电喷雾电位化(ESI)可以将水相肽或肽复合物转移到气相,同时保存其质量、总电荷、金属结合相互作用和构象形状。ESI 与电子流动性质谱法 (IM-MS) 耦合提供了一种工具技术,允许同时测量肽的量位 (m/z) 和碰撞横截面 (CCS),和构象形状。肽复合物的总体电荷由肽的酸性和基本位点1)和2)金属电的氧化状态控制。因此,复合物的总体电荷状态是影响肽金属电结合亲和力的溶液的pH的函数。对于 ESI-IM-MS 分析,肽和金属离子溶液由仅水溶液制备,pHH 与稀水醋酸或氢氧化铵一起调整。这允许为特定的肽确定pH依赖性和金属电位选择性。此外,肽复合物的m/z和CCS可与B3LYP/LanL2DZ分子建模一起使用,以识别该复合物的金属电协调结合点位和三级结构。结果表明,ESI-IM-MS如何描述一组替代的美他可辛肽的选择性结合性能,并将其与铜结合肽美他可曲蛋白进行比较。

Introduction

铜和锌离子对生物体至关重要,对包括氧化保护、组织生长、呼吸、胆固醇、葡萄糖代谢和基因组读数1在内的过程至关重要。为了启用这些功能,组,如Cys的硫酸盐,他的2,3,(更罕见)的硫丹,和Glu和Asp的甲苯选择性地将金属作为辅助因子到活动位点金属酶。这些协调小组的相似性提出了一个耐人寻味的问题,即他和Cys配体如何选择性地将Cu(I/II)或Zn(II)纳入,以确保正确的功能。

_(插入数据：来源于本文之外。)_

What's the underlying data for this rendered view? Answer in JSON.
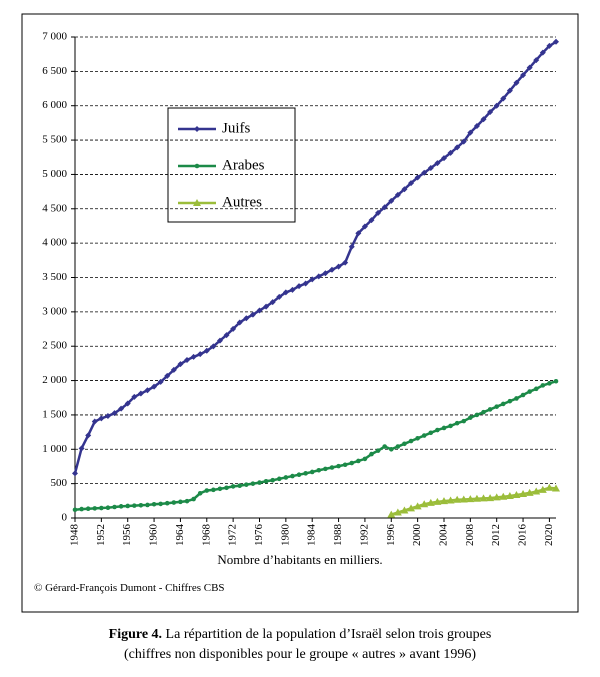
{
  "chart_data": {
    "type": "line",
    "figure_label": "Figure 4.",
    "caption": [
      "La répartition de la population d’Israël selon trois groupes",
      "(chiffres non disponibles pour le groupe « autres » avant 1996)"
    ],
    "x_label": "Nombre d’habitants en milliers.",
    "source": "© Gérard-François Dumont - Chiffres CBS",
    "x": [
      1948,
      1949,
      1950,
      1951,
      1952,
      1953,
      1954,
      1955,
      1956,
      1957,
      1958,
      1959,
      1960,
      1961,
      1962,
      1963,
      1964,
      1965,
      1966,
      1967,
      1968,
      1969,
      1970,
      1971,
      1972,
      1973,
      1974,
      1975,
      1976,
      1977,
      1978,
      1979,
      1980,
      1981,
      1982,
      1983,
      1984,
      1985,
      1986,
      1987,
      1988,
      1989,
      1990,
      1991,
      1992,
      1993,
      1994,
      1995,
      1996,
      1997,
      1998,
      1999,
      2000,
      2001,
      2002,
      2003,
      2004,
      2005,
      2006,
      2007,
      2008,
      2009,
      2010,
      2011,
      2012,
      2013,
      2014,
      2015,
      2016,
      2017,
      2018,
      2019,
      2020,
      2021
    ],
    "series": [
      {
        "name": "Juifs",
        "color": "#34348f",
        "marker": "diamond",
        "values": [
          650,
          1014,
          1203,
          1404,
          1450,
          1484,
          1526,
          1591,
          1667,
          1763,
          1811,
          1859,
          1911,
          1981,
          2068,
          2155,
          2239,
          2299,
          2344,
          2384,
          2434,
          2497,
          2582,
          2662,
          2752,
          2845,
          2907,
          2959,
          3020,
          3077,
          3141,
          3218,
          3283,
          3320,
          3374,
          3413,
          3472,
          3517,
          3562,
          3613,
          3659,
          3717,
          3947,
          4144,
          4242,
          4335,
          4441,
          4522,
          4616,
          4702,
          4785,
          4874,
          4955,
          5025,
          5094,
          5165,
          5238,
          5314,
          5393,
          5478,
          5609,
          5704,
          5803,
          5908,
          5999,
          6105,
          6219,
          6335,
          6446,
          6555,
          6664,
          6773,
          6870,
          6930
        ]
      },
      {
        "name": "Arabes",
        "color": "#1c8a48",
        "marker": "circle",
        "values": [
          120,
          130,
          135,
          140,
          145,
          150,
          160,
          170,
          175,
          180,
          185,
          190,
          200,
          205,
          215,
          225,
          235,
          245,
          275,
          360,
          400,
          410,
          425,
          440,
          460,
          470,
          485,
          500,
          515,
          535,
          550,
          570,
          590,
          610,
          630,
          650,
          670,
          695,
          715,
          735,
          755,
          775,
          800,
          830,
          860,
          930,
          980,
          1040,
          1000,
          1040,
          1080,
          1120,
          1160,
          1200,
          1240,
          1280,
          1310,
          1340,
          1380,
          1410,
          1460,
          1500,
          1540,
          1580,
          1620,
          1660,
          1700,
          1740,
          1790,
          1840,
          1880,
          1930,
          1960,
          1990
        ]
      },
      {
        "name": "Autres",
        "color": "#9bbd3a",
        "marker": "triangle",
        "values": [
          null,
          null,
          null,
          null,
          null,
          null,
          null,
          null,
          null,
          null,
          null,
          null,
          null,
          null,
          null,
          null,
          null,
          null,
          null,
          null,
          null,
          null,
          null,
          null,
          null,
          null,
          null,
          null,
          null,
          null,
          null,
          null,
          null,
          null,
          null,
          null,
          null,
          null,
          null,
          null,
          null,
          null,
          null,
          null,
          null,
          null,
          null,
          null,
          50,
          80,
          110,
          140,
          170,
          200,
          220,
          235,
          245,
          255,
          265,
          270,
          275,
          280,
          285,
          290,
          300,
          310,
          320,
          335,
          350,
          365,
          385,
          410,
          440,
          430
        ]
      }
    ],
    "xlim": [
      1948,
      2021
    ],
    "xticks": [
      1948,
      1952,
      1956,
      1960,
      1964,
      1968,
      1972,
      1976,
      1980,
      1984,
      1988,
      1992,
      1996,
      2000,
      2004,
      2008,
      2012,
      2016,
      2020
    ],
    "ylim": [
      0,
      7000
    ],
    "yticks": [
      0,
      500,
      {
        "value": 1000,
        "label": "1 000"
      },
      {
        "value": 1500,
        "label": "1 500"
      },
      {
        "value": 2000,
        "label": "2 000"
      },
      {
        "value": 2500,
        "label": "2 500"
      },
      {
        "value": 3000,
        "label": "3 000"
      },
      {
        "value": 3500,
        "label": "3 500"
      },
      {
        "value": 4000,
        "label": "4 000"
      },
      {
        "value": 4500,
        "label": "4 500"
      },
      {
        "value": 5000,
        "label": "5 000"
      },
      {
        "value": 5500,
        "label": "5 500"
      },
      {
        "value": 6000,
        "label": "6 000"
      },
      {
        "value": 6500,
        "label": "6 500"
      },
      {
        "value": 7000,
        "label": "7 000"
      }
    ],
    "grid": true
  }
}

选择性结合通常通过获取和贩运肽来完成,这种肽控制锌(II)或Cu(I/II)的i/II)子浓度4。Cu(I/II)具有高度反应性,对酶造成氧化损伤或异化结合,因此其自由浓度受到铜伴和铜调节蛋白的严格调节,这些蛋白质安全地将其输送到细胞中的各个位置,并紧密地调节控制其平衡5,6。铜代谢或平衡的中断与门克斯和威尔逊的疾病7以及癌症7和神经紊乱直接相关,如普里昂8和阿尔茨海默氏病9。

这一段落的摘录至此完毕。